In Spanien gibt es genau 271 Spitzenrestaurants mit einem oder mehreren Michelin-Sternen – und in nur 28 steht eine Frau an der Spitze. Zu diesen knapp zehn Prozent gehört die Köchin Begoña Rodrigo. Aufgewachsen in einem Dorf im Landesinneren der Autonomen Region Valencia, ließ zunächst nichts vermuten, dass sie einst erfolgreich ein Sternerestaurant führen würde. Als Kind habe sie so schlecht gegessen, dass ihre Familie sie „petit suisse“ genannt habe, in Anlehnung an die winzigen Kinder-Joghurtpackungen, die es in Frankreich und Spanien zu kaufen gibt.

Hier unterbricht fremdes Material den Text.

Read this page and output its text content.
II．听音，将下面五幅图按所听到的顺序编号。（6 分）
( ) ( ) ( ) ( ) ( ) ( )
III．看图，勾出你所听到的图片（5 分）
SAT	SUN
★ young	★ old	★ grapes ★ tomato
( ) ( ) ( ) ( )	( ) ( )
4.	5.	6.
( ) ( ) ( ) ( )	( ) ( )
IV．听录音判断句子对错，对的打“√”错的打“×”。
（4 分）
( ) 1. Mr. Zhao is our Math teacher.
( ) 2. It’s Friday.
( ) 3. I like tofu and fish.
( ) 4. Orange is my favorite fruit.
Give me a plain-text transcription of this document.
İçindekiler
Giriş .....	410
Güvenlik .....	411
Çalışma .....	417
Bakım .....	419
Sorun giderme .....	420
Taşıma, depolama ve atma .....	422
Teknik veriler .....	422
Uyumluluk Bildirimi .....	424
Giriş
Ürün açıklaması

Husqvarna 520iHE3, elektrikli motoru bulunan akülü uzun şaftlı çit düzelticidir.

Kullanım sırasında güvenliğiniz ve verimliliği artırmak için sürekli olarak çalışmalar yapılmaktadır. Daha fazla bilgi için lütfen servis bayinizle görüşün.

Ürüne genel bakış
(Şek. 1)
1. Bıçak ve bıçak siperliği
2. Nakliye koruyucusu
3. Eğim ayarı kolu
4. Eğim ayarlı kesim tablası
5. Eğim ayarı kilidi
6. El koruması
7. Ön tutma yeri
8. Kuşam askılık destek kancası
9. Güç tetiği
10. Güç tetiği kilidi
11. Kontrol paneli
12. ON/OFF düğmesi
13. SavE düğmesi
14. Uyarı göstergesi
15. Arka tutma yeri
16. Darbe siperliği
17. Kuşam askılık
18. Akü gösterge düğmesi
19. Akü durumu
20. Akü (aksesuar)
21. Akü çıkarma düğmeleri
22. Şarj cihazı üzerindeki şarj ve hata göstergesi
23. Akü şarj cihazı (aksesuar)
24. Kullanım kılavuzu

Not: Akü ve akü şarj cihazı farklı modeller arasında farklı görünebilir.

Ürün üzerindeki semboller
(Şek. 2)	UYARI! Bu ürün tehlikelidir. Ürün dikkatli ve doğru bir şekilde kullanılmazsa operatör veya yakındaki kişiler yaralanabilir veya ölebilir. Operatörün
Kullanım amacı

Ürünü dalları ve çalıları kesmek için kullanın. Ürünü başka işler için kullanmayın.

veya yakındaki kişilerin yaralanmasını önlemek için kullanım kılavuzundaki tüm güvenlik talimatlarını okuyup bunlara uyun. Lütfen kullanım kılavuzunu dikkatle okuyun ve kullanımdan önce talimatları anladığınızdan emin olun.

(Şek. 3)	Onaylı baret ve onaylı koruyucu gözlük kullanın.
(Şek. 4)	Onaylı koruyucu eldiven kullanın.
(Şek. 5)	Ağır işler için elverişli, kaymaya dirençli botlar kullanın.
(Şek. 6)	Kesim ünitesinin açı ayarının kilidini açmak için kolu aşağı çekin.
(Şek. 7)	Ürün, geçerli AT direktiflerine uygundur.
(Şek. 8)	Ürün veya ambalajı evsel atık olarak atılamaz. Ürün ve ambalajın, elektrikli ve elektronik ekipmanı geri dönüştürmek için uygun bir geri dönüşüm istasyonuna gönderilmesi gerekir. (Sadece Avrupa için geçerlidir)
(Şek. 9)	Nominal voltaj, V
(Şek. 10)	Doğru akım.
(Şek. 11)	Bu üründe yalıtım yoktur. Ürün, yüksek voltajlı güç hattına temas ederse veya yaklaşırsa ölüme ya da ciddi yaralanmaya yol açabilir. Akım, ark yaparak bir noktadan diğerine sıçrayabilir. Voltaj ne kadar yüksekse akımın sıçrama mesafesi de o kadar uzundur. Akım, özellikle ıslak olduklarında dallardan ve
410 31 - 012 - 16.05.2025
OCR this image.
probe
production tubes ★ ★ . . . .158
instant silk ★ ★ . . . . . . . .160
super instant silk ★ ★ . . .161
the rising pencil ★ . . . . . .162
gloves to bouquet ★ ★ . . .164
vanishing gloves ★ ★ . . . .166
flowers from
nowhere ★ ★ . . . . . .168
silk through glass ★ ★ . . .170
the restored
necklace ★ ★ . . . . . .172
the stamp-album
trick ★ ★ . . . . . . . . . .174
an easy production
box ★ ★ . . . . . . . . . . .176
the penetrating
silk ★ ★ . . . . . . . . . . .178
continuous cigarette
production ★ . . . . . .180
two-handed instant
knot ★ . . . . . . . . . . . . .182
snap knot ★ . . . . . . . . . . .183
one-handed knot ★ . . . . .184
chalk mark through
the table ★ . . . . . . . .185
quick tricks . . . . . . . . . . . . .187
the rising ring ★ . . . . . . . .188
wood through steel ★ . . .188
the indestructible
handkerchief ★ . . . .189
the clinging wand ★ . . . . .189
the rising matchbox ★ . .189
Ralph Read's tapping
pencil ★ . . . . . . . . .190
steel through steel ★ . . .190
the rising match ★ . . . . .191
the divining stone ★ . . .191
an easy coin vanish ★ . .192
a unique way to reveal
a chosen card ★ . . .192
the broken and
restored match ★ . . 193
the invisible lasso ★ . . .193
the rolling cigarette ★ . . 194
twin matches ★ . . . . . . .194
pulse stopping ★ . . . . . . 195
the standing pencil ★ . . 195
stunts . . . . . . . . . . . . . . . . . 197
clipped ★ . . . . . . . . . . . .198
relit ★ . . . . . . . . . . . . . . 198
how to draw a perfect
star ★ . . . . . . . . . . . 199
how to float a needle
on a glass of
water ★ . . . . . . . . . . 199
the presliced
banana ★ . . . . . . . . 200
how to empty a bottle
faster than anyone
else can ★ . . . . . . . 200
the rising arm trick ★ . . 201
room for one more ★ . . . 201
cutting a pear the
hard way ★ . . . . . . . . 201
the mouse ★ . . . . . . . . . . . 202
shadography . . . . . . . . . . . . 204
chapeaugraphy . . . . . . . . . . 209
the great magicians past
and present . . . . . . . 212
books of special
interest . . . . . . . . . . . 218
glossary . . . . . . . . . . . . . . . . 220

Nach dem Abitur ging sie nach Valencia, um dort Ingenieurwesen zu studieren. Damals, in den 90er Jahren wollte sie keinen typisch weiblichen Beruf erlernen. „Schneiderin, Friseurin, das kam nicht in Frage. Ich wollte mit diesem Klischee brechen“, erzählt sie. Nachdem sie ihr Studium beendet hatte, reiste sie nach Amsterdam. Das sei damals eine „unglaublich, eine kosmopolitische Stadt, in der man überall Freiheit geatmet hat“.
Eigentlich wollte sie als Ingenieurin arbeiten, doch dazu sollte es nicht kommen. Da sie kein Wort Englisch sprach, jobbte sie zunächst als Zimmermädchen in einem Amsterdamer Hotel. Später war sie dann für die Zubereitung des Frühstücks zuständig. „Von diesem Moment an habe ich die Küche nicht mehr verlassen“, sagt sie schmunzelnd. Der Chef des Hotelrestaurants war damals Nick Reade, der 17 Jahre lang als Küchenchef bei Michel Roux gearbeitet hatte, einem bekannten französischen Sternekoch.
„Er hat mich eines Tages gefragt, ob ich kochen lernen will. Also habe ich frühmorgens das Frühstück gemacht, danach war ich im Restaurant und er hat mir jeden Tag etwas gezeigt.“ Sechs Jahre lang hat sie auf diese Weise bei Reade gelernt, bis sie quasi die inoffizielle Küchenchefin war. Das Zusammentreffen mit ihm „war ein großes Glück für mich, er hat mir sehr viel beigebracht“, erzählt sie. Auch, dass sie in dieser Zeit 80 Stunden und mehr in der Woche hart gearbeitet hat. Daneben hat sie Unmengen Kochbücher gelesen, um sich weiterzubilden. Vor allem die Bücher von Albert Roux, dem Neffen von Michel Roux, haben sie sehr inspiriert.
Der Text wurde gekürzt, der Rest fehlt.